Selecting the number of clusters

  • Employ an analytical tool to select the optimal number of clusters, e.g. silhouette width, within sum of square error, between sum of square error, etc.
  • The human eye on the dimension reduction is not the best tool.
  • Note that “the elbow method” without saying what statistic the plot is showing is incomplete information.
  • Note that there are statistics such as BIC that favor higher number of clusters, and thus, the “best” (higest or lowest) is not a correct answer, but “the highest drop” could be (elbow method on BIC)
## Loading required package: ggplot2

## Welcome! Want to learn more? See two factoextra-related books at https://goo.gl/ve3WBa

For example, varying the number of PC and using kmeans to cluster the data on the fifirst “n” PC of X.

  • kmeans on the fifirst 10 PC of X
探索性数据分析代写
探索性数据分析代写
  • kmeans on the fifirst 20 PC of X

  • kmeans on the fifirst 30 PC of X
探索性数据分析代写
探索性数据分析代写

For exampel, HC on X with “ward.D2” distance

  • Determine and motivate what is your optimal number of clusters

Visualize the results 探索性数据分析代写

You can use PCA or tSNE or any other embedding.

Optional

Measure the agreement between difffferent methods, e.g.
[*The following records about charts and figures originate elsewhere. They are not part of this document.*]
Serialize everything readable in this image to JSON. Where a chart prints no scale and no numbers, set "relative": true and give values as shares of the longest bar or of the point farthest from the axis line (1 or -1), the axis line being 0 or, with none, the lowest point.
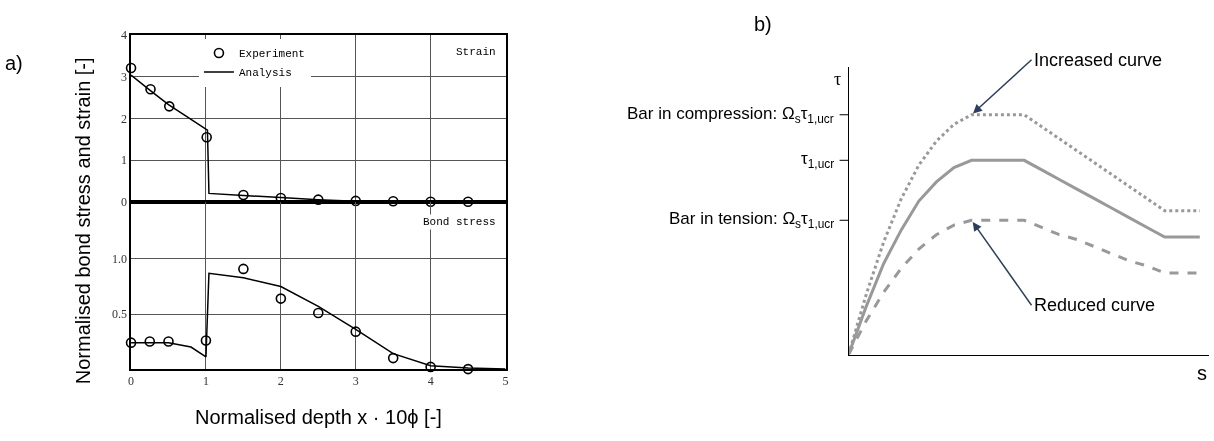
{
  "chart_data": [
    {
      "type": "line",
      "title": "Strain",
      "ylabel": "Normalised bond stress and strain [-]",
      "annotations": [
        "a)"
      ],
      "xlim": [
        0,
        5
      ],
      "xticks": [
        0,
        1,
        2,
        3,
        4,
        5
      ],
      "ylim": [
        0,
        4
      ],
      "yticks": [
        0,
        1,
        2,
        3,
        4
      ],
      "tick_labels": "y",
      "grid": true,
      "legend": "top left",
      "series": [
        {
          "name": "Experiment",
          "type": "scatter",
          "marker": "circle",
          "color": "#000000",
          "x": [
            0,
            0.26,
            0.51,
            1.01,
            1.5,
            2.0,
            2.5,
            3.0,
            3.5,
            4.0,
            4.5
          ],
          "values": [
            3.21,
            2.7,
            2.29,
            1.55,
            0.16,
            0.09,
            0.05,
            0.02,
            0.01,
            0,
            0
          ]
        },
        {
          "name": "Analysis",
          "type": "line",
          "color": "#000000",
          "x": [
            0,
            0.25,
            0.5,
            0.75,
            1.02,
            1.04,
            1.5,
            2.0,
            2.5,
            3.0,
            3.5,
            4.0,
            5.0
          ],
          "values": [
            3.04,
            2.68,
            2.33,
            2.04,
            1.72,
            0.2,
            0.15,
            0.1,
            0.05,
            0.01,
            0,
            0,
            0
          ]
        }
      ]
    },
    {
      "type": "line",
      "title": "Bond stress",
      "xlabel": "Normalised depth x · 10ϕ [-]",
      "xlim": [
        0,
        5
      ],
      "xticks": [
        0,
        1,
        2,
        3,
        4,
        5
      ],
      "ylim": [
        0,
        1.52
      ],
      "yticks": [
        {
          "value": 0.5,
          "label": "0.5"
        },
        {
          "value": 1.0,
          "label": "1.0"
        }
      ],
      "grid": true,
      "series": [
        {
          "type": "scatter",
          "marker": "circle",
          "color": "#000000",
          "x": [
            0,
            0.25,
            0.5,
            1.0,
            1.5,
            2.0,
            2.5,
            3.0,
            3.5,
            4.0,
            4.5
          ],
          "values": [
            0.24,
            0.25,
            0.25,
            0.26,
            0.91,
            0.64,
            0.51,
            0.34,
            0.1,
            0.02,
            0
          ]
        },
        {
          "type": "line",
          "color": "#000000",
          "x": [
            0,
            0.25,
            0.5,
            0.8,
            1.0,
            1.04,
            1.5,
            2.0,
            2.5,
            3.0,
            3.5,
            4.0,
            4.5,
            5.0
          ],
          "values": [
            0.24,
            0.24,
            0.24,
            0.2,
            0.11,
            0.87,
            0.83,
            0.75,
            0.57,
            0.36,
            0.14,
            0.03,
            0.01,
            0
          ]
        }
      ]
    },
    {
      "type": "line",
      "relative": true,
      "xlabel": "s",
      "ylabel": "τ",
      "grid": false,
      "annotations": [
        "b)",
        "Bar in compression: Ω$_{s}$τ$_{1,ucr}$",
        "τ$_{1,ucr}$",
        "Bar in tension: Ω$_{s}$τ$_{1,ucr}$"
      ],
      "categories": [
        null,
        null,
        null,
        null,
        null,
        null,
        null,
        null,
        null,
        null,
        null,
        null,
        null,
        null,
        null,
        null,
        null,
        null,
        null,
        null,
        null
      ],
      "series": [
        {
          "name": "Increased curve",
          "color": "#999999",
          "line_style": "dotted",
          "values": [
            0,
            0.25,
            0.47,
            0.65,
            0.79,
            0.89,
            0.96,
            1.0,
            1.0,
            1.0,
            1.0,
            0.95,
            0.9,
            0.85,
            0.8,
            0.75,
            0.7,
            0.65,
            0.6,
            0.6,
            0.6
          ]
        },
        {
          "color": "#999999",
          "line_style": "solid",
          "values": [
            0,
            0.2,
            0.38,
            0.52,
            0.64,
            0.72,
            0.78,
            0.81,
            0.81,
            0.81,
            0.81,
            0.77,
            0.73,
            0.69,
            0.65,
            0.61,
            0.57,
            0.53,
            0.49,
            0.49,
            0.49
          ]
        },
        {
          "name": "Reduced curve",
          "color": "#999999",
          "line_style": "dashed",
          "values": [
            0,
            0.14,
            0.26,
            0.36,
            0.44,
            0.5,
            0.54,
            0.56,
            0.56,
            0.56,
            0.56,
            0.53,
            0.5,
            0.48,
            0.45,
            0.42,
            0.39,
            0.37,
            0.34,
            0.34,
            0.34
          ]
        }
      ]
    }
  ]
}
ARI between kmeans and HC.

## Package ’mclust’ version 5.4.6

## Type ’citation("mclust")’ for citing this R package in publications.
mclust::adjustedRandIndex(clusterCut, k3$cluster)

## [1] 0.9682521

Thus, kmeans and HC give almost the same results.

par(mfrow=c(1,2))

plot(pca1$x[,1],pca1$x[,2], main = "kmeans", col=k3$cluster)

plot(pca1$x[,1],pca1$x[,2], main = "HC", col=clusterCut)
探索性数据分析代写
探索性数据分析代写
par(mfrow=c(1,1))

Most important features per cluster

Once the clusters are assigned, you can use any statistical test to measure the difffference between two groups. Nevertheless, we are expecting you to use the methods learned in the course. For example, treating one cluster as class 1 and the rest of the cluster as class 0 (for each of the classes), taking the excercise as a classifification task and doing feature selection using e.g. sparse logistic regression, RF variable importance on bootstrap training data, etc. (see the comments on Excercise 1 for more information on feature selection), you could have exctracted the relevant features for each of the clusters.

Notice that you should motivate the method and the parameters you use and if you did CV, imbalanced data (if any), or any other thing relevant for that method.

Notice that we want the relevant features per cluster, not relevant features for the whole data. Thus, if you just mention the features relevant for the PCs, you need to justify how they are related to each cluster, although this type of answer is not prefered (see the the lines above).

Notice that for one cluster, the most variable features in that cluster is not a way to determine the relevant features for the cluster, we want variability between clusters, not within clusters.

Final notes 探索性数据分析代写

  • Motivate motivate motivate, why you do the things you do (methods, dimension reduction, visualization, etc.), how you interpret the results, conclusions, etc.
  • Be clear with what you do (methods, parameters, etc) and on what data you do it.
  • Use captions, legends, titles, axis, anything that helps understanding the plots you are showing.